A total solar eclipse was visible in the United States on Monday, Aug. 21, 2017, starting at around 10:15 a.m. PST. Much of Oregon was in the “path of totality,” a narrow strip where the total eclipse can be seen. (Fun fact: The last total eclipse in Oregon was in 1979, but an eclipse’s path of totality hasn’t traversed the entire continental U.S. since 1918.)
Towns across Oregon geared up for a massive influx of visitors eager to witness this cosmic wonder. Portland saw a partial solar eclipse, with the sun 99% obscured by the moon. To experience 100% obscuration, people traveled 25 miles (40 km) or more south of downtown Portland.
Oregon eclipse resources
State authorities estimated approximately 1 million people would descend upon destinations within the eclipse’s path, making for lots of traffic. The Oregon Department of Transportation halted most construction work around the time of the eclipse to ease road congestion. Even so, visitors were to told to expect plenty of traffic and to try to avoid travel on the day of the eclipse, when roads were busiest.
- Get Ready for the Total Solar Eclipse – Travel Oregon
- Total Solar Eclipse: Resources – Travel Oregon
- Total Solar Eclipse: Know Before You Go – Travel Oregon
- Solar Eclipse Safety Information – Oregon Office of State Fire Marshal
- Solar Eclipse weather forecast – National Weather Service, Portland, OR
Protect your eyes
You should never look directly at the sun, even during an eclipse. Other than for a very brief moment when the moon completely covered the sun, it was necessary to wear protective eyewear. Sunglasses or a camera lens won’t cut it! Experts urged viewers to use certified eclipse glasses that met international safety standards.
Solar eclipse events
When the cosmos do something this cool, you’ll want to make the occasion count! Special events were scheduled throughout the state along the path of totality. Those staying in Stumptown also got the most out of their eclipse experience at several local events.
Solar eclipse events in Portland
- Many headed to the Portland Children’s Museum in Southwest Portland for their all-day, eclipse-themed event. Included with admission to the museum was a pair of special solar eclipse glasses to view the event from the outdoor patio. Attendees stuck around to play and learn about outer space through a variety of art, science and sensory activities.
- Oregon Museum of Science and Industry (OMSI) in Southeast Portland hosted a free solar eclipse viewing party on its front plaza, along with plenty of kid-friendly space science activities.
- Thousands strolled down to Tom McCall Waterfront Park for free eclipse viewing festivities, including a specially-crafted musical broadcast to accompany the celestial event.
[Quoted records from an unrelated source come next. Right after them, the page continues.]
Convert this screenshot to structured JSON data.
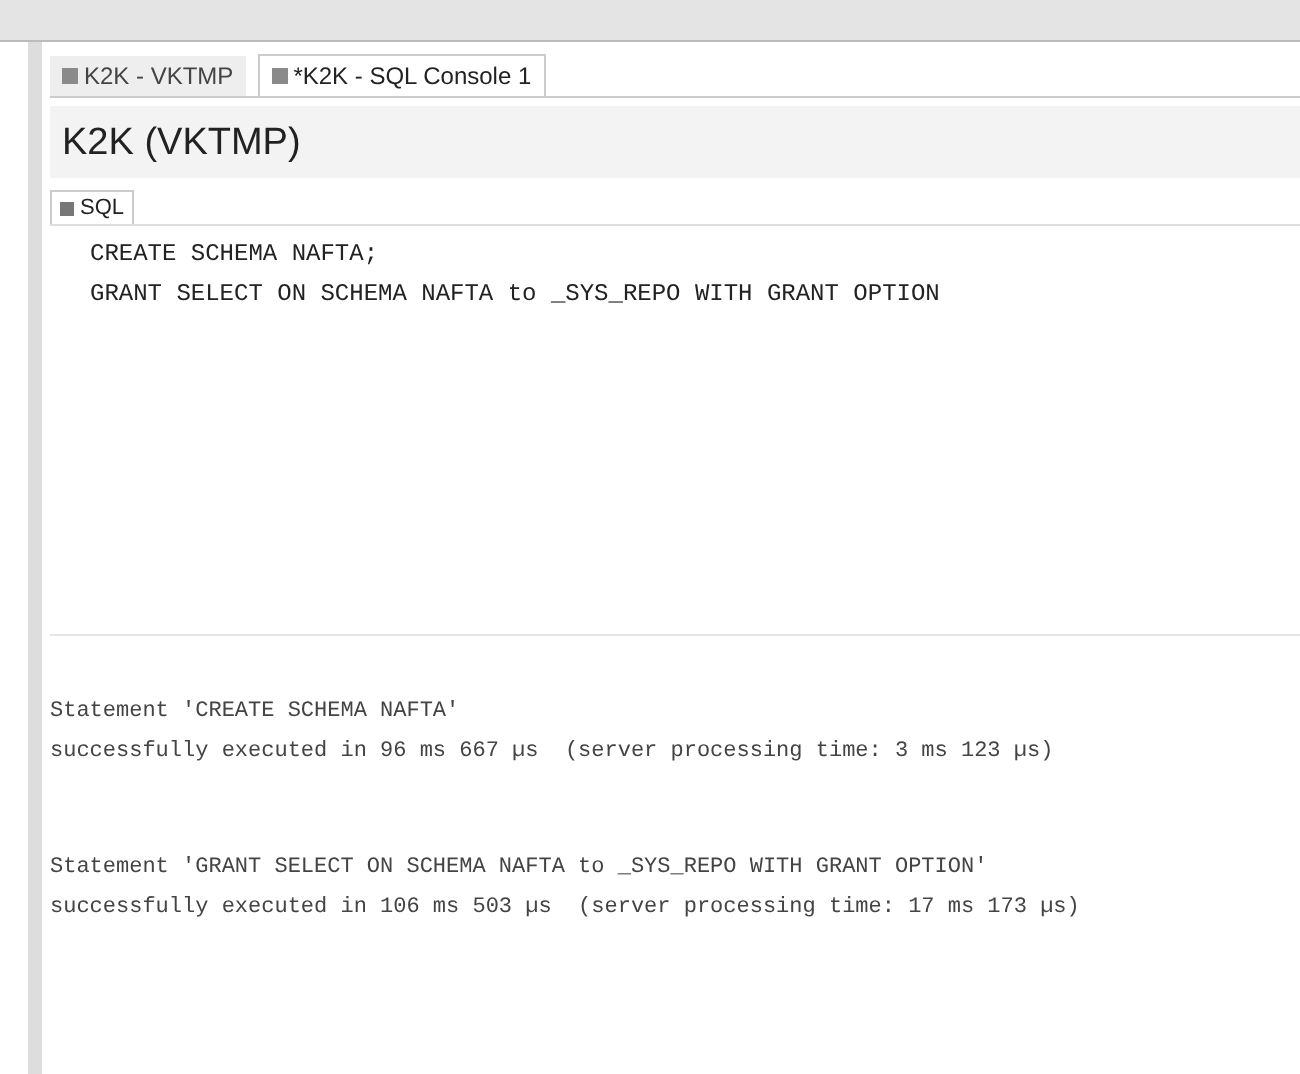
{
  "tabs": [
    {
      "label": "K2K - VKTMP",
      "selected": false
    },
    {
      "label": "*K2K - SQL Console 1",
      "selected": true
    }
  ],
  "title": "K2K (VKTMP)",
  "subtabs": [
    {
      "label": "SQL",
      "selected": true
    }
  ],
  "editor": {
    "lines": [
      "CREATE SCHEMA NAFTA;",
      "GRANT SELECT ON SCHEMA NAFTA to _SYS_REPO WITH GRANT OPTION"
    ]
  },
  "results": [
    {
      "statement": "Statement 'CREATE SCHEMA NAFTA'",
      "message": "successfully executed in 96 ms 667 µs  (server processing time: 3 ms 123 µs)"
    },
    {
      "statement": "Statement 'GRANT SELECT ON SCHEMA NAFTA to _SYS_REPO WITH GRANT OPTION'",
      "message": "successfully executed in 106 ms 503 µs  (server processing time: 17 ms 173 µs)"
    }
  ]
}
- Swimmers took a dip in the Willamette River during the Solar Eclipse Splash Mob Float and Swim, organized by the Human Access Project, for unobstructed views of the eclipse.
What to do in Portland before and after the eclipse
On a budget? Check out the many attractions of Portland Parks & Recreation’s Summer Free for All. From swimming to movies and music in the park, there’s something for everyone all summer long — entirely free of charge. August is the perfect time of year to hike or mountain bike beneath the shady canopy of Forest Park. Then take a stroll along peaceful paths in the newly updated Japanese Garden. And of course, mid-August is prime time for water recreation, so why not play in the river? Grab a stand up paddleboard (you can rent one or take a lesson) and head to the Willamette River.
More Portland planning resources
How to avoid the eclipse
There’s nothing you can do to stop the moon in its orbit, but if you really want to avoid the crowds and general hubbub, we have a few tips. Portland isn’t in the path of totality, so it’s a good place to be during the eclipse. Avoid travel altogether on Monday and the days before and after the eclipse (Aug. 20 & 22), if you can. It’s also wise to stay off highways and major thoroughfares both in and out of the city.
You don’t need to worry about traffic at all on one of Portland’s many walking tours. Spend the day basking in the sun of a patio bar or catching a game at a favorite sports bar. If beer and a movie is more your style, the city has several options. To miss the crowds flocking outside for eclipse views around 10:15 a.m., try one of Portland’s legendary breakfast joints. (There might not even be a line!)